「ティファ!」
「ティファ、お帰りーー!!」

 良く朝早く帰宅したティファは、子供達の熱い歓迎に出迎えられた。

 その後ろには、クラウドが少し微笑みながらティファを見つめていた…。






瓦解の音が聴こえる…。9







 エニスは約束した通り、セブンスヘブンまでティファを送り届けた。
 事前にそれなりの事情を話していたのだろう。
 子供達とクラウドは特に何も突っ込んで問いただすことはなかった…。

 ティファを送ったその足で、エニスは名残惜しそうにしている子供達とティファを残し、WROへと戻って行った。
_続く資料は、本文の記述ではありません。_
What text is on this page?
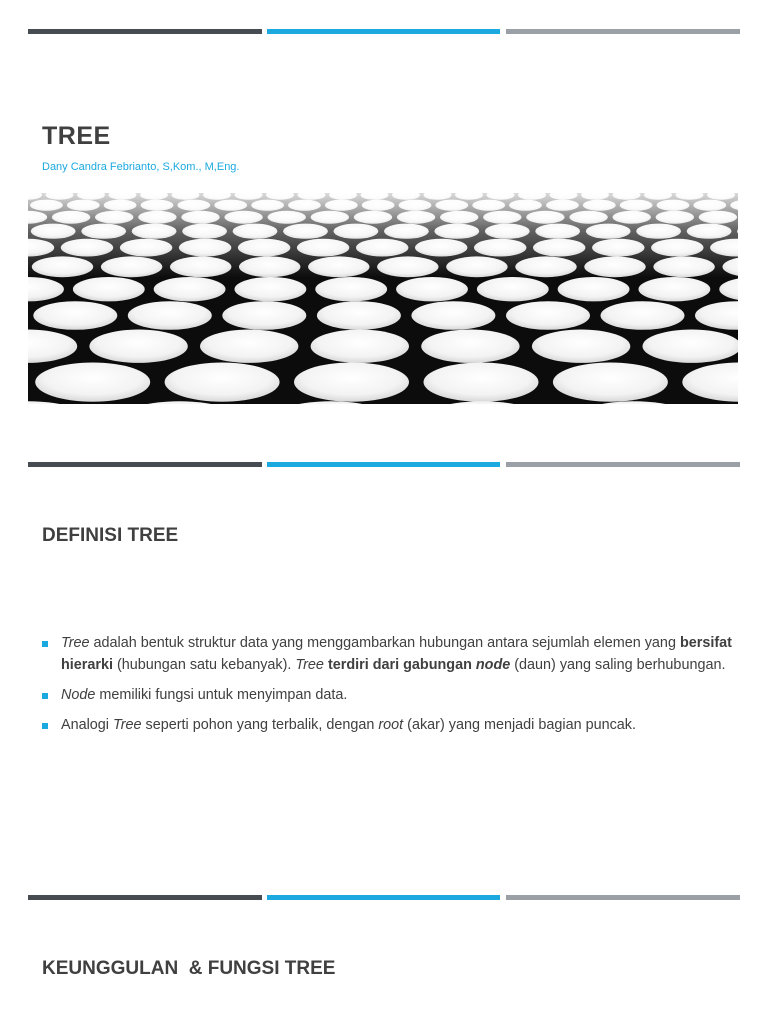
TREE

Dany Candra Febrianto, S,Kom., M,Eng.

DEFINISI TREE
Tree adalah bentuk struktur data yang menggambarkan hubungan antara sejumlah elemen yang bersifat hierarki (hubungan satu kebanyak). Tree terdiri dari gabungan node (daun) yang saling berhubungan.
Node memiliki fungsi untuk menyimpan data.
Analogi Tree seperti pohon yang terbalik, dengan root (akar) yang menjadi bagian puncak.
KEUNGGULAN  & FUNGSI TREE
 ― 『まだまだ仕事があるんです。また食事に来ますね』 ―

 そう約束して…。

 ティファは一晩中心配かけてしまったことを子供達とクラウドに詫び、いつもよりも豪華な朝食を手早く作った。
 せめてものお詫びに…と。
 時折、クラウドを盗み見て罪悪感が顔を覗かせたが、それでも昨夜のエニスとのやり取りのお陰か、心が大きく揺れることはなかった。

『私はやっぱり…クラウドしか選べない…』

 満足感を伴うその確固たる想いに、ティファは心の傷がどんどん塞がっていくのを感じていた。
 やはり、エニスは凄い人だ…と思う。
 何が一番ティファにとって必要なことなのかを、間違いなく選択させてくれた凄い人。
 きっと、あんなに出来た人間はいないだろう…とすら思う。
 そして、それは決して大げさな評価ではないと思った。

 子供達の笑顔。
 クラウドの微笑み。
 完璧に整った『幸せ』に、ティファは昨夜、道端で死のうとした己を心底滑稽だと思わずにはいられなかった。
 こんなにも幸せなのに、一人で勝手に悲劇のヒロインを演じ、あろうことがのたれ死にしようとするとは。
 それによくよく冷静に考えたら、一晩雨に濡れて地べたに転がっていたくらいで死ねはしない…。
 ティファの基礎体力は普通の人よりもしっかりとあるのだから…。

『よく、あんな間抜けな私をエニスは笑わなかったわねぇ…』

 内心でそう呟く。
 恥ずかしさがこみ上げてきたが、結局、見つけてくれたのがクラウドではなくエニスで良かった、と思ってしまうのだから、本当に自分という人間はどうしようもない…と自嘲するしかない。
 もしも発見したのがクラウドなら、あのように冷静に自分と向き合うことは出来なかっただろう。
 クラウドもティファ同様、弱い人間だから…。


 楽しい食卓も終わり、子供達はティファを手伝って後片付けを買って出た。
 クラウドも配達の仕事を全てキャンセルし、明後日から活動を再開する、と言い切った。

 魔晄の瞳がいつもよりも真剣に光っている…。

 その瞳にティファはチクリ…、と胸が痛むと共に大きな幸せを感じた。

 チクリ、と痛んだのはエニスに惹かれてしまったという罪悪感。
 大きな幸せは、エニスによって『自分が間違った道を選ばなかった』という充足感と、クラウドを必要以上に傷つけずに済んだという安堵、そしてしみじみと自分は恵まれた環境にある、と再確認という、諸々の理由から感じたものだ。


「ティファ、少し横になった方が良い」

 一通り片づけが終わり、子供達が遊びに行った後、クラウドがそう声をかけた。

「ふふ、大丈夫よ」

 にっこり笑って振り返ったティファは、目の前にあるクラウドの表情に笑顔をスーッと消した…。
 真剣な瞳。
 何か他に言いたいことがあるのを物語っているような雰囲気。
 真っ直ぐ見つめてくる魔晄の瞳の中には…。

 大きな不安。

 ティファは胸がキュッ、と締め付けられるのを感じた。
 それは、クラウドへの愛しさと自身への嫌悪感が複雑に絡み合った感情からもたらされた。


「クラウド…」


 ゆっくりと歩み寄る。
 そっと手を伸ばす。
 微動だにせず、ただ黙って見つめるクラウドの胸板に手を添え、そのままゆっくりと身体を預けた。
 おずおずと、彼の腕が上がり、ティファをそっと抱きしめる。

 は〜…。

 思わず漏れた溜め息は、ティファの口から…。
 幸福だと思う。
 昨夜、エニスに抱きしめられた時とは違い、すっかり自分に染み込んだクラウドの感触と香りは、心を落ち着かせてくれる。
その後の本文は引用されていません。